I do not take drugs. Well, okay, the odd Extra Strength Tylenol. But hey, all the kids with headaches were doing it.

Anyways, it is my understanding that cocaine brings the sensation of clarity and sends your entire being into a state of overdrive. Your engine doesn’t idle. It runs at full speed and if you’re lucky, you’ll never shift it from neutral to drive or you’ll explode into a wall.

Whether it’s true or not, that’s what I feel like right now, in the creative sense.

Everything about me is running at full speed and then some. Every sense is attuned to the universe and picks up every scintilla of stimulation, translating those sensations into thought and eventually into word.

And while I embrace this period of unbridled energy, particularly after a couple of months of intellectual torpor (or at least that’s what it felt like to me), this constant revving of my creative engines has its problems.

Am I making sense? The words flow out so quickly and the paper cup overflows so easily that I don’t leave myself much time to analyze what I am writing to determine if it isn’t just the word “banana” over and over and over again. (Or the word “over”, for that matter.)

Can I finish anything? Because I find so much joy in the creative process, I worry that I jump from project to project without actually completing anything. Building the seminal moments and scenes for my next screenplay are so much more fun than actually writing 110 pages of dialogue that I am seriously running the risk of waking up two weeks from now surrounded by ideas for 68 movies, but no actual scripts.

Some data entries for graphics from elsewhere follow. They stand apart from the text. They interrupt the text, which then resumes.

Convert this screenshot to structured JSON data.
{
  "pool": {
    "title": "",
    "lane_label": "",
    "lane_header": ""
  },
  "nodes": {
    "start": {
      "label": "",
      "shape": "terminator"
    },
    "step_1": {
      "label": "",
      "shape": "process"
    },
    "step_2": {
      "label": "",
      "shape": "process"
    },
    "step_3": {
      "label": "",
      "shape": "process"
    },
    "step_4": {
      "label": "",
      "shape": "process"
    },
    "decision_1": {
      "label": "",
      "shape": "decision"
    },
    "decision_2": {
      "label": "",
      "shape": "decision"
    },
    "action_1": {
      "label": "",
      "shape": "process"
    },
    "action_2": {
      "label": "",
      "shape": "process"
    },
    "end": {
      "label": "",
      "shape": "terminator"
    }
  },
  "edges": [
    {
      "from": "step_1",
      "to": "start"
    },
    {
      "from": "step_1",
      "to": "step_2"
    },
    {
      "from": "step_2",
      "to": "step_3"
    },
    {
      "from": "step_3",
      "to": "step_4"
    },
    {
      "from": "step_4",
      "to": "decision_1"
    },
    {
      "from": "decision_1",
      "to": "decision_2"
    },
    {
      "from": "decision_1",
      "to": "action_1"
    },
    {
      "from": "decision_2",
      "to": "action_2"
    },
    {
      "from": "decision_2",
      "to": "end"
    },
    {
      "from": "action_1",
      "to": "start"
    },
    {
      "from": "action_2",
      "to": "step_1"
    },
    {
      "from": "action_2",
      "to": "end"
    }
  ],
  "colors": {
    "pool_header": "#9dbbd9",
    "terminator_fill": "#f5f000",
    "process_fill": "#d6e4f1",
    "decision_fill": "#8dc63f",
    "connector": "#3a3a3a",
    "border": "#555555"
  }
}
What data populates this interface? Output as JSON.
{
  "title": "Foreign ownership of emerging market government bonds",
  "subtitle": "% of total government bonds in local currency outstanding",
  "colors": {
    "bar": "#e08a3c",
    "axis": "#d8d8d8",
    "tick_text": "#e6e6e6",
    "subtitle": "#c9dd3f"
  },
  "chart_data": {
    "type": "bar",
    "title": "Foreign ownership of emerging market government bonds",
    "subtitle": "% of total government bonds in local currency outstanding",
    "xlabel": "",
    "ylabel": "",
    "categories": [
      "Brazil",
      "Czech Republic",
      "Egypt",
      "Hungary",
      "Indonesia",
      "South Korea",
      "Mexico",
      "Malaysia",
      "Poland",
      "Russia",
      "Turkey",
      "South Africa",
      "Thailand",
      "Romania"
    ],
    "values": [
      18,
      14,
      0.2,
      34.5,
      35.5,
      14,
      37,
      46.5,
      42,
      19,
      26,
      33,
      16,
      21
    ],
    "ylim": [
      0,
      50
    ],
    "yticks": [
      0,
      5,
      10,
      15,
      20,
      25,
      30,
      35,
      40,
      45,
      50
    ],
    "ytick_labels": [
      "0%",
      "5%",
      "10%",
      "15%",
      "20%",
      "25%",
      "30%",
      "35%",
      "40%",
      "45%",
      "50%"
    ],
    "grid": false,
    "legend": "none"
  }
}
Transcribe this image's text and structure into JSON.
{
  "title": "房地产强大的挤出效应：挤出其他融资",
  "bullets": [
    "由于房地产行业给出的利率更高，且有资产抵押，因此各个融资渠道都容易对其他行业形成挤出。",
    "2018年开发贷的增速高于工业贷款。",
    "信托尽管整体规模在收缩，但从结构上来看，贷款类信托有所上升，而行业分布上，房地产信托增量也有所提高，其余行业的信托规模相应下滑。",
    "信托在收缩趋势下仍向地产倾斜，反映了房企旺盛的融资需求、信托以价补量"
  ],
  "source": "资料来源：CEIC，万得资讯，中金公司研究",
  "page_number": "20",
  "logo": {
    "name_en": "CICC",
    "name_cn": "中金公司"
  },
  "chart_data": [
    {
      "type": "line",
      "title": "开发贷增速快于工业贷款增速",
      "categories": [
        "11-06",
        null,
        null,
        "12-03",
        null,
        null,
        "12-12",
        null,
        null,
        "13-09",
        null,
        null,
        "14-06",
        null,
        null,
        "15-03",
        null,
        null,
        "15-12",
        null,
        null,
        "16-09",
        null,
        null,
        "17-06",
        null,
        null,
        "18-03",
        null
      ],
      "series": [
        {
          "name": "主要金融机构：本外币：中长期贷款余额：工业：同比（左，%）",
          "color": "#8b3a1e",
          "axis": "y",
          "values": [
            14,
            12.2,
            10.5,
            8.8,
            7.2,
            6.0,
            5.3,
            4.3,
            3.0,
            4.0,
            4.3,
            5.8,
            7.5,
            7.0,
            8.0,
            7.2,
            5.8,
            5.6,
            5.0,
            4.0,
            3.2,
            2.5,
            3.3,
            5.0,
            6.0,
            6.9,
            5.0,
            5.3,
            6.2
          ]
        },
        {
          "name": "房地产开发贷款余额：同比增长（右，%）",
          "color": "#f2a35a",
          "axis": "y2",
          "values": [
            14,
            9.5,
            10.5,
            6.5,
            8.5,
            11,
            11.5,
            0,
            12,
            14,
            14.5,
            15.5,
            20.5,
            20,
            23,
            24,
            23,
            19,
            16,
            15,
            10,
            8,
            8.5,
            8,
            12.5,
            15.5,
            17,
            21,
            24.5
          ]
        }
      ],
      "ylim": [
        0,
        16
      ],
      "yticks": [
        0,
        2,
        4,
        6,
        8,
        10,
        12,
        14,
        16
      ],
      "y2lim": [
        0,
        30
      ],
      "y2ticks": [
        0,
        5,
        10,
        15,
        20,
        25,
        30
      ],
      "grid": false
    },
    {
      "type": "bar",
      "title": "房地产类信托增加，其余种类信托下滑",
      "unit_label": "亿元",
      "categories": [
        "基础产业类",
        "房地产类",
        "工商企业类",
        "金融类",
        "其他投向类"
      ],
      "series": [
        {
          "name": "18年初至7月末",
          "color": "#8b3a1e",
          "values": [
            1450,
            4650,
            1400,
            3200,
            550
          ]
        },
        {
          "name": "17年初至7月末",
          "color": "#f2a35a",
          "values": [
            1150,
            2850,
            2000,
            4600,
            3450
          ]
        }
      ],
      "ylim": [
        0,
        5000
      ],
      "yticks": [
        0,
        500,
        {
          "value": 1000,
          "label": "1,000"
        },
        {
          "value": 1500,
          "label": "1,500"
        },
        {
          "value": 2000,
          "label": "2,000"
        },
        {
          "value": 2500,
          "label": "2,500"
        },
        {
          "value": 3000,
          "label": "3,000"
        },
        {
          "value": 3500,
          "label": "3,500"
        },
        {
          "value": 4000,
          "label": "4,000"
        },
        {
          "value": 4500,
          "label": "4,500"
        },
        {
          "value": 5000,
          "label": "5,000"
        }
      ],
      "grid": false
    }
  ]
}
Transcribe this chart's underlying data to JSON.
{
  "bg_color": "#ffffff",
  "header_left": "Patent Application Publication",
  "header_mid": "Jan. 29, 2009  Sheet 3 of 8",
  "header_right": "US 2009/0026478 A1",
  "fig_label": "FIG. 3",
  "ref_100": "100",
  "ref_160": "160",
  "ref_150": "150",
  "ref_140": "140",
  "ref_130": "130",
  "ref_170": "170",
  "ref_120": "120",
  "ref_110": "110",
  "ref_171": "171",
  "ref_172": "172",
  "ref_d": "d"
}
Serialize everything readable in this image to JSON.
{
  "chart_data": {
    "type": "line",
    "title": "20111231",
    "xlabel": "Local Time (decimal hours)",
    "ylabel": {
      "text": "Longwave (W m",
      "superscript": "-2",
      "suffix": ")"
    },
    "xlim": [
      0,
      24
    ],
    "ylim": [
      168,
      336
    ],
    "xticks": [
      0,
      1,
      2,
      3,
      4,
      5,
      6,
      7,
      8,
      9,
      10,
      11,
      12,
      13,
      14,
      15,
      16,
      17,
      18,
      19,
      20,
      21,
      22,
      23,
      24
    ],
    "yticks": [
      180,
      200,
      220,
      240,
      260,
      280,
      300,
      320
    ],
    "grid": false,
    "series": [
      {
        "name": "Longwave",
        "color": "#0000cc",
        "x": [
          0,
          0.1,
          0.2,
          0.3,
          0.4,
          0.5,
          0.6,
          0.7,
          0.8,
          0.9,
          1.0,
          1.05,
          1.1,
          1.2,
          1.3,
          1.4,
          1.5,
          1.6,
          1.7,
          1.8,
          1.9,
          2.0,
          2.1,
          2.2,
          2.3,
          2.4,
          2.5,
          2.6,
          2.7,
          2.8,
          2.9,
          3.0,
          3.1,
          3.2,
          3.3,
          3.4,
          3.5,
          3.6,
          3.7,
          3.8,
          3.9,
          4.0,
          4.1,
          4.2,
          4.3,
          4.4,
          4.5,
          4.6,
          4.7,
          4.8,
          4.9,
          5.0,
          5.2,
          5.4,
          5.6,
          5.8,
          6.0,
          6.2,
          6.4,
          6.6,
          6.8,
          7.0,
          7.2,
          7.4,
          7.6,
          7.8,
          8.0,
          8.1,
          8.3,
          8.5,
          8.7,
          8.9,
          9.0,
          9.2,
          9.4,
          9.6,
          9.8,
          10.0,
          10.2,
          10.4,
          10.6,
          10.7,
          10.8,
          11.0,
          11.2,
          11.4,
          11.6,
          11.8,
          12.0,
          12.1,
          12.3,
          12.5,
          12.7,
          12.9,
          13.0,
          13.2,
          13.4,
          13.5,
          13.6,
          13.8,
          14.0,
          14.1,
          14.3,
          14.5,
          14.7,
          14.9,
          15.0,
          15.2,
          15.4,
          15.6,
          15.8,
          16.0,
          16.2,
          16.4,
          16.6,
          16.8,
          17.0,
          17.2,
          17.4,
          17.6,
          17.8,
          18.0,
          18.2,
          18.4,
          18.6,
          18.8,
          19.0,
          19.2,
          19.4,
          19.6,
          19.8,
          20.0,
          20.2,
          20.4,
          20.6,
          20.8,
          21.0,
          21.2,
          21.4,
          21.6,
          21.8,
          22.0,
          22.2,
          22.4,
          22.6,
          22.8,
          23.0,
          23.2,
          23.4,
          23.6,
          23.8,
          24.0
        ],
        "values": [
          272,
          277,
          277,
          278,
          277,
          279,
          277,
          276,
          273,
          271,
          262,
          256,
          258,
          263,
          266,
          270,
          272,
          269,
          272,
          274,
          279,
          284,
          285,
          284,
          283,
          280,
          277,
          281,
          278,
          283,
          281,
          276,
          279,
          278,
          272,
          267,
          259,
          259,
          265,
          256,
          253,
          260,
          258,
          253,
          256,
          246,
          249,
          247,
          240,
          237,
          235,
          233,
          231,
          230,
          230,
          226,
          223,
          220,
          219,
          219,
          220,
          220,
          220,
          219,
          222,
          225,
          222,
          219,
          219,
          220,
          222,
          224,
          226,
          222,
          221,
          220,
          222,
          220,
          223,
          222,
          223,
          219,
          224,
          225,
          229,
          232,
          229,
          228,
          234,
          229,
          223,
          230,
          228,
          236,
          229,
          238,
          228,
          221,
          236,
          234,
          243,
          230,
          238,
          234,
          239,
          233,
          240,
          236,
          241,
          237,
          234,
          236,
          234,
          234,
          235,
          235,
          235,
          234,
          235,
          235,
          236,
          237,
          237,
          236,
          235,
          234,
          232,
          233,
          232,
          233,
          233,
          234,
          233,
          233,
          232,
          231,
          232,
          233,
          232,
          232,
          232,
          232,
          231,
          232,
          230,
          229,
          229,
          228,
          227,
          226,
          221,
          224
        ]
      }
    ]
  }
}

How quickly can I become ambidextrous? I have two hands, why can’t I write in two notebooks or on two laptops at the same time? I want to believe that it would cut the noise down by 50%, but something tells me that it would just feed the monster, which would expect 4 times the output. If my toes weren’t the size of rhinoceros heads, perhaps I could up my output even further.

And even if I can finish all of the projects that are exploding out of me, how do I keep them from just hitting the bottleneck of “So, now what?” It took me years, and a very caring friend, to help me deal with the backlog of comedy sketches I wrote during my time at Toronto’s Second City Training Centre and since then.

Must pull my head out of my laptop long enough to transition some of these projects from Word and Final Draft documents into actual films and television shows. (BTW, “pull my head out of my laptop” reads a little weirder than it sounded in my head.)

Oooooh! The ideas are only 30 seconds apart! Must remember my breathing exercises.

Oh god, my creative water broke! Quick, someone get me a notebook, a pen and two Extra Strength Tylenol!